Шрифт:
Хотелось курить, очень хотелось, во рту собралась тягучая, какая-то сладковатая слюна, губы сделались сухими, потеряли способность что-либо ощущать…
Как-то, в одну из таких минут, он не выдержал и обратился к хозяину:
— Луис, у меня курева нет, — кончилось. Ни одной сигареты в заначке.
Тот вскинулся, будто горный орел, осматривавший с вершины свои владения.
— Иди к Мануэлю, скажи, что от меня.
Мануэль — седой сгорбленный старичок, застудивший себе спину в Андских горах и согнувшийся от этого по-верблюжьи, хотя верблюжьего горба не имел, это было впереди… Мануэль торговал сигаретами.
Сообщение о том, что русский пришел от Луиса, на владельца курительной лавки не произвело никакого впечатления, он пренебрежительно выпятил нижнюю губу, поросшую курчавым волосом, колюче глянул на гостя:
— Курить хотят все, — голос его украсил скрипучий стариковский смешок. — Бери шланг и помой мои машины.
Машин у Мануэля было три, все древние, большие, видавшие виды — собственно, как и сам Мануэль, он тоже видал виды, часто кряхтел, поскрипывал костями, но не сдавался.
За сорок пять минут Геннадий привел машины в состояние, когда на них можно было выезжать в город, Мануэль, придирчиво покашливая, походил вокруг, работой остался доволен и вытащил из кармана куртки, украшенной пиночетовским значком, две пачки недорогих сигарет:
— На! Заслужил!
Добывать курево работой — подметанием двора, сбором спелых ягод на десятиметровых кактусах или мытьем дырявых драндулетов — это было лучше, чем собирать на тротуарах чинарики, хотя доходил Геннадий уже окончательно: отсутствие табака ощущалось острее, чем отсутствие еды. Надо было спасаться, предпринимать что-то, но вот что именно… Ведь если бы все это происходило во Владивостоке или в Находке, он знал бы, что делать, но Чили — это не Приморье, изученное до мелких косточек, вытертостей и плешин. Смотрел Геннадий на себя со стороны, видел, будто в запыленном зеркале, измученную фигуру человека уже немолодого и грустно качал головой:
— М-да, Москалев, бывали у тебя времена и получше…
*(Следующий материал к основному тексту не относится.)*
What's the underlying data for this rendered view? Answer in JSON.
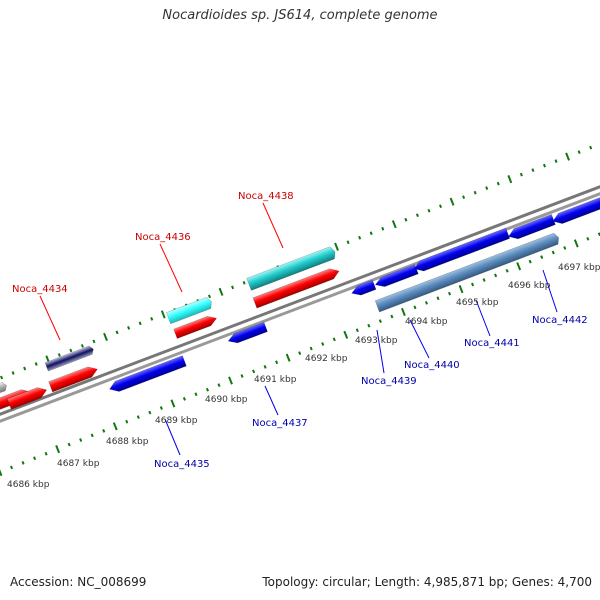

Вскоре и вторая ланча была срублена, осталось только поставить такелаж, на ней, как и на первой ланче, Луис понавесил множество замков, куда ни глянь — всюду замки, за сохранность шхун он побаивался и часто просил, задумчиво двигая нижней челюстью:
— Сходи, Геннадий, в порт, посмотри, как там наша армада? Жива или не жива?
В Чили любую группу судов, даже если в ней всего два вымпела, обязательно называют армадой — гордо и свободно.
— Нет проблем, — отвечал Геннадий, подтягивал свои старые, с залатанными дырами штаны и отправлялся в порт.
"Армада" была цела — и новая ланча, еще не обустроенная, находилась на месте, и старая, удачно спасенная Геннадием. На всех дверях — всех до единой, в рубку, в каюту, в машинный отсек, в боцманский чулан, ведущих в другие места, болтались хлипкие китайские замки. Геннадий двинул по одному из них, так этот дивный запор чуть не улетел в воду — его можно было сбить не ногой, а обычным, извините, слабеньким плевком.
Хотел Геннадий сковырнуть ловким голкиперским ударом еще один замок, но не стал, пожалел продукцию, прибывшую на край земли из Поднебесной. Обследовал ланчу — все на ней было вроде бы на месте, не тронуто.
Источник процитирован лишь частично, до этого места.